The other people who live with me? Not so much. And then something like this happens. As it always . . . eventually . . . does.
I’m guessing the extreme adaptability that serves me well in other areas of life . . . is also part of my slob-problem.
Thankfully, I was finished early with music rehearsal and had just enough time to run him home to change before the service started. And thankfully, he forgave his absentminded mama.
Christina says
Wow! I never made that connection about myself! I have been praised for my ability to be laid back and chill but people have to invite me places 30 minutes early so that I’ll be there on time. It’s not fun! Thank you for your honesty and transparency with us. I’m always amazed by how I am not alone!
mrs. p says
LOL I can’t stop laughing. to funny.
Lauren says
Thank you, Lord, for giving me two boys! 😉 (Cause that is definitely something I would do!)
Michelle says
Nony – I love most of your blog postings… But you do invite people to speak their mind and this post made me pause. Mostly because I am fiercely committed to anti-gender-stereotyping. And at some level a shirt is a shirt. If a boy wears a shirt and can’t tell that it’s a “girl” shirt then what’s the harm? I try very hard to teach my children that there is no difference between boys and girls except for their private parts. So my question/comment is not meant to be a critique – just a question to challenge why we (society, not you specifically) think kids need to be forced into “boy” or “girl” roles in every single product they choose – down to a plain white shirt.
Nony says
I TOTALLY understand where you’re coming from.
However, my ultimate goal is to guard my child’s heart, and this child would have been hurt by the teasing. We live in a small town where ALL the kids wear these uniforms, and this one, though a plain white shirt, was clearly a girl’s shirt.

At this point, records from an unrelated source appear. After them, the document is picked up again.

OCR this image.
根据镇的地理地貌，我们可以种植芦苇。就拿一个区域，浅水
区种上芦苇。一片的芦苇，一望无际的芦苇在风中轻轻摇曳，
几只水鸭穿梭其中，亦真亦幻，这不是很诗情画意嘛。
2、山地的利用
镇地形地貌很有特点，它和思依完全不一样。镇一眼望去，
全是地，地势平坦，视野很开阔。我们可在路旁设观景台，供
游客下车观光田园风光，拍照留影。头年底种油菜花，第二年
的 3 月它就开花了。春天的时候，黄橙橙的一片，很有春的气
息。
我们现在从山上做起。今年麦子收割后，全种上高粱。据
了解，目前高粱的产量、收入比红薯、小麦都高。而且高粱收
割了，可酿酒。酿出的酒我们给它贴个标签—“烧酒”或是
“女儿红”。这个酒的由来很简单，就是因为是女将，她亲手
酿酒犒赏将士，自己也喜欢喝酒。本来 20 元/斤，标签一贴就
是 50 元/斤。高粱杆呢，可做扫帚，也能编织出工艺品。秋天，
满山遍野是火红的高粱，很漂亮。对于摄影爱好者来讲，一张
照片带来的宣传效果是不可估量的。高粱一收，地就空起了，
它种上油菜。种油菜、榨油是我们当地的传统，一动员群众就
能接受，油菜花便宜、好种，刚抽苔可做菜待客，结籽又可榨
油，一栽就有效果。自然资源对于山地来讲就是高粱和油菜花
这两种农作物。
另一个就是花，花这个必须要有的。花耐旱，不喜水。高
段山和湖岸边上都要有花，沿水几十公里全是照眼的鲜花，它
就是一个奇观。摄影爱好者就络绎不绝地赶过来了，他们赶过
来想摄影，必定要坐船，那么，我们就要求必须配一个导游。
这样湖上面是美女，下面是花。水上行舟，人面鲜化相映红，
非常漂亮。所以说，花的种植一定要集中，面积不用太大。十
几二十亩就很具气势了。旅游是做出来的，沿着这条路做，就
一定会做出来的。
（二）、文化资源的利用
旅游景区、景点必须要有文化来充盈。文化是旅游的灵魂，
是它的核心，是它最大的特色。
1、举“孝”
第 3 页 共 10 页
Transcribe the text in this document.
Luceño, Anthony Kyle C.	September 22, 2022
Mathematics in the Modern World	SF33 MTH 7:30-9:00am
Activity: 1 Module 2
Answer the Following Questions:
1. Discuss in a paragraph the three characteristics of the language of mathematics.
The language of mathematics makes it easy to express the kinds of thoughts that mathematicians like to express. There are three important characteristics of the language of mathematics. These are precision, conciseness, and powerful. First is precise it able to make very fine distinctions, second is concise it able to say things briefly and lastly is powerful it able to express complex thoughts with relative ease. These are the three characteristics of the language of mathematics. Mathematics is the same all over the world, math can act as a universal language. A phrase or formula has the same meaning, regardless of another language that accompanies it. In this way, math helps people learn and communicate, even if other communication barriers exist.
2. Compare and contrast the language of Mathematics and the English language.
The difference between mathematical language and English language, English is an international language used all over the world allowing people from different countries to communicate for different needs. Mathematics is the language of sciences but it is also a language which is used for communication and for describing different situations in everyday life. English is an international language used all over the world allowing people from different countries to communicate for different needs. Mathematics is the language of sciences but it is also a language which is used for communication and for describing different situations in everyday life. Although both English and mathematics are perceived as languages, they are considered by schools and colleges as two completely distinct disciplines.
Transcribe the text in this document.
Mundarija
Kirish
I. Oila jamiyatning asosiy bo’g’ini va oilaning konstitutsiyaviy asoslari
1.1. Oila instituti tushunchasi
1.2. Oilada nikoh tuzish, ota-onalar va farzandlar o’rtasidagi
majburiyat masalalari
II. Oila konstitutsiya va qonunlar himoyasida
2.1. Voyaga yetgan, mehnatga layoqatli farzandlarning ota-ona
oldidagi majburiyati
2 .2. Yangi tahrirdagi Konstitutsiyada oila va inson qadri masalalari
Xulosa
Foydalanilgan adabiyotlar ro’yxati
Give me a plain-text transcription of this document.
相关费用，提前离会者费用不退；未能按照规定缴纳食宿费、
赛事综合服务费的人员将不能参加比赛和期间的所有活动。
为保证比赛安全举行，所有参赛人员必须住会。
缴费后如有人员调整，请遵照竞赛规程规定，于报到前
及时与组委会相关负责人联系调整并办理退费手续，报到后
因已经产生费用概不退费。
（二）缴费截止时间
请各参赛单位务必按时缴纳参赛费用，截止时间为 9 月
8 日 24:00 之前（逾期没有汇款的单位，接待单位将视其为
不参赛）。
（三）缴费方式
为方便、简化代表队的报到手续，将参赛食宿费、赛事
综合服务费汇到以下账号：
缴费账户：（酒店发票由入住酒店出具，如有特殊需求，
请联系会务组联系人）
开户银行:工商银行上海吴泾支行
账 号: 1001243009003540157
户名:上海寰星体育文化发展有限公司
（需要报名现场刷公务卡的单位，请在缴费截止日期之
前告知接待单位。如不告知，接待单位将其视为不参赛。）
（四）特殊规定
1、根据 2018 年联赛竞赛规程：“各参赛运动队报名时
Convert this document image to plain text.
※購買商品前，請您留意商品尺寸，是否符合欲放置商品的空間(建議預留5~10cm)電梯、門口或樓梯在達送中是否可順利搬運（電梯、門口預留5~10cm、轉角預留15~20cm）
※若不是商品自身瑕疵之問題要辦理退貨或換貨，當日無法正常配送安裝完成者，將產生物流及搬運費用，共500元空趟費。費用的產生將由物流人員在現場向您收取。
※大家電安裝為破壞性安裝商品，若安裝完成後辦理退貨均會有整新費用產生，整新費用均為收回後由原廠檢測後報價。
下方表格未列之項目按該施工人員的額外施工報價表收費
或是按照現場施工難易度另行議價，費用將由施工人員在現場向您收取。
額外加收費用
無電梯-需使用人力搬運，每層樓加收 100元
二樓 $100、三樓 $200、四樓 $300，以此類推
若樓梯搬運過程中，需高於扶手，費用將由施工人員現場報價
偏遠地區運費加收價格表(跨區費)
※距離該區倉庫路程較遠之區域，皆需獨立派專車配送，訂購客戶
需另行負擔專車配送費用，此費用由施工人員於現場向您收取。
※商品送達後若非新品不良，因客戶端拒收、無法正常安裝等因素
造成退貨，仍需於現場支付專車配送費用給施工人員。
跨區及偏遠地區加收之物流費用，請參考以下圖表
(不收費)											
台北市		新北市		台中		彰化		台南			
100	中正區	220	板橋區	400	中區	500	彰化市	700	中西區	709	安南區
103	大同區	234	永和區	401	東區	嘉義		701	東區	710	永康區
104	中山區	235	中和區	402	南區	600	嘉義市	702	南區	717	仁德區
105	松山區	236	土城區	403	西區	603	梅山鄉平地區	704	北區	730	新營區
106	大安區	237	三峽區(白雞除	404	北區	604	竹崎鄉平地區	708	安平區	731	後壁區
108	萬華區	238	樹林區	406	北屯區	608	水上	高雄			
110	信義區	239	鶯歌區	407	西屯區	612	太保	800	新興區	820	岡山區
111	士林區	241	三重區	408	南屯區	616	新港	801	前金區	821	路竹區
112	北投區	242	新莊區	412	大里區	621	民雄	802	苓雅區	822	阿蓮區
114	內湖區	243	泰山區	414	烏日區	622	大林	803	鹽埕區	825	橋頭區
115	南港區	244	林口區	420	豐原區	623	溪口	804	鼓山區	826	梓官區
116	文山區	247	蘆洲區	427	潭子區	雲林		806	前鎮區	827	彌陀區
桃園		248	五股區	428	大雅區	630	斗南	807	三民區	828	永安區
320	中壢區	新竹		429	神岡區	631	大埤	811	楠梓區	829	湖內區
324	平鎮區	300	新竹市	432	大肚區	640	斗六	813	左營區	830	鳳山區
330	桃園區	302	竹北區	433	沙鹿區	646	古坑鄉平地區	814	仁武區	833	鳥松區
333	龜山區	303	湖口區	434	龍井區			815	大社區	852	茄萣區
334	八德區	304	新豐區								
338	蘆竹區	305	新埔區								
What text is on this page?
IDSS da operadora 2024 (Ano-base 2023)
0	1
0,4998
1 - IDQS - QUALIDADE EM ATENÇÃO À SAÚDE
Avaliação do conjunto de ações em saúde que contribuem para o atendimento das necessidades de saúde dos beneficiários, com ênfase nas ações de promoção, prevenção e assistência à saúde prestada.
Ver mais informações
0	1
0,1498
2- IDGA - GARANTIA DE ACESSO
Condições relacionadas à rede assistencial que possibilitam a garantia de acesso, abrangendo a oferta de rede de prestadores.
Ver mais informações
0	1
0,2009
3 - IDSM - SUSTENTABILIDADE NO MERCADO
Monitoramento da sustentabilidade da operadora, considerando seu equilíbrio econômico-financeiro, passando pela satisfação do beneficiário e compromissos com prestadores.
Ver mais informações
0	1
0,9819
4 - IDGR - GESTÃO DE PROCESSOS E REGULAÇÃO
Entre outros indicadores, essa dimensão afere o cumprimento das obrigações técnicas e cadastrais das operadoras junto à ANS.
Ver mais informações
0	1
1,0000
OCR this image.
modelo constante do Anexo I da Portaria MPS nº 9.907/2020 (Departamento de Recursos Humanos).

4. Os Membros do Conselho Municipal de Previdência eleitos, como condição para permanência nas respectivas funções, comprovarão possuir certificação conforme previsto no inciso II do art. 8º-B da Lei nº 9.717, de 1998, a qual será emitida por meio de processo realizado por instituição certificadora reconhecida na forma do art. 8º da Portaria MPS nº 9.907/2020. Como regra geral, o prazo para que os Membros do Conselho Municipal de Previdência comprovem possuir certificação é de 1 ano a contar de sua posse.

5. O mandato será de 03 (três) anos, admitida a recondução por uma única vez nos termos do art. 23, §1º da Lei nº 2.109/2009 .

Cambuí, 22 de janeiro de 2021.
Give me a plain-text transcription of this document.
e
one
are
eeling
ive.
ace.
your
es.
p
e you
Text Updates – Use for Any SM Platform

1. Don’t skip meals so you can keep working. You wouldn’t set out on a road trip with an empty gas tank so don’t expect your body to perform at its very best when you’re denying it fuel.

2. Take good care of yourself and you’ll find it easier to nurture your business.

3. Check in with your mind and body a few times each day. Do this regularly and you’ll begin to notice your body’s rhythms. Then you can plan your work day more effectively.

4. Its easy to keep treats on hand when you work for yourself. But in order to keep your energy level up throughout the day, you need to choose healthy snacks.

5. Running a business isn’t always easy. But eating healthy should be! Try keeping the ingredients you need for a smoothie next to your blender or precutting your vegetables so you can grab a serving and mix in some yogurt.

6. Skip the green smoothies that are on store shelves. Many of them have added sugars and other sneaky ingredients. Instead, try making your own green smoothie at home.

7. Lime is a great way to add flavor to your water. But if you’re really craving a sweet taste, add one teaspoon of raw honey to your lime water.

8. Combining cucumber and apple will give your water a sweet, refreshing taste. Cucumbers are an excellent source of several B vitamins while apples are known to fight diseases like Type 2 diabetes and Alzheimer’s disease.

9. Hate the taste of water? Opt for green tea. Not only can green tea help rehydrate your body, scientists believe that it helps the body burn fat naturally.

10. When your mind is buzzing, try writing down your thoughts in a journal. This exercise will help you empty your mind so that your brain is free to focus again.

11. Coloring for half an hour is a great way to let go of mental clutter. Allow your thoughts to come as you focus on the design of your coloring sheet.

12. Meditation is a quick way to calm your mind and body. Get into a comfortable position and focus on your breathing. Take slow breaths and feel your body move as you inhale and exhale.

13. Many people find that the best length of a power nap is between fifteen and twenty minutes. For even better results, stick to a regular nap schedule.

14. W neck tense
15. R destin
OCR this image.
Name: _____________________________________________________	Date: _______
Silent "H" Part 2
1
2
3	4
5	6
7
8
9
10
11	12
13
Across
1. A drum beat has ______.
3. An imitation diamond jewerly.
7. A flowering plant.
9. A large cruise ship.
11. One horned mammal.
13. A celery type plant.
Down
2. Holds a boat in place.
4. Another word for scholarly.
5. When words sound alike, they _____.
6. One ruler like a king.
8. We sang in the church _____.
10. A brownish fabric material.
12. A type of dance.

I’m big on my kids living with their own mistakes, but this wasn’t his mistake, and was proof that he actually doesn’t notice these differences. It was my mistake, and since the timing allowed for it, I was more than willing to correct my mistake to avoid any embarrassment for him.
Make sense?
Slob with OCD says
I was kind of with the first poster about the gender stereotyping, though I do live some place more forgiving.
I am just going to poke you a little more-was this really your mistake? Don’t your boys and your husband have some responsibility here?
I think part of what makes it hard to keep our homes is the idea that we’ve got to do it all ourselves. You’ve done great things with teaching your kids to be part of the cleaning (Do they still have their jobs, BTW?), but I think an 8 year old and a grown man ought to be able to get dressed in the mornings.
Which is not to say I haven’t bailed my kids out of their own mistakes, like making an extra trip over forgotten lunch boxes.
Patty [email protected] says
That is hysterical!
Years ago my son was singing in the children’s choir and I happened to notice while sitting in the audience that he had his shirt on wrong side out. I don’t know how it happened or how we missed it but more than a few people snickered. It was pretty obvious.
Jennifer says
My 4 yr old son would totally do that on purpose to get a laugh…and I’m not sure he would care whether they were laughing at him or with him. He loves to wear different colored/patterned socks. One day he even tried to get away with wearing 2 different shoes.
However, doing it by accident and getting laughs might be a totally different story for his little ego.
Darcy says
As I was reading this, I realized that this is most of the problem in my home! I am able to look over something that is out of place and avoid it, but the rest of my family can’t. I’ll have to work on that.
Jennie says
Been here and done this! I had a girls shirt in my 3 year old son’s drawer. Except the difference is *I* put him in a girl’s shirt.
Ooops!
Jennifer says
This totally made me laugh out loud! Your build up to it was wonderful, and oh so suspenseful that when you actually told us what had happened, I literally was laughing loudly. So, so funny.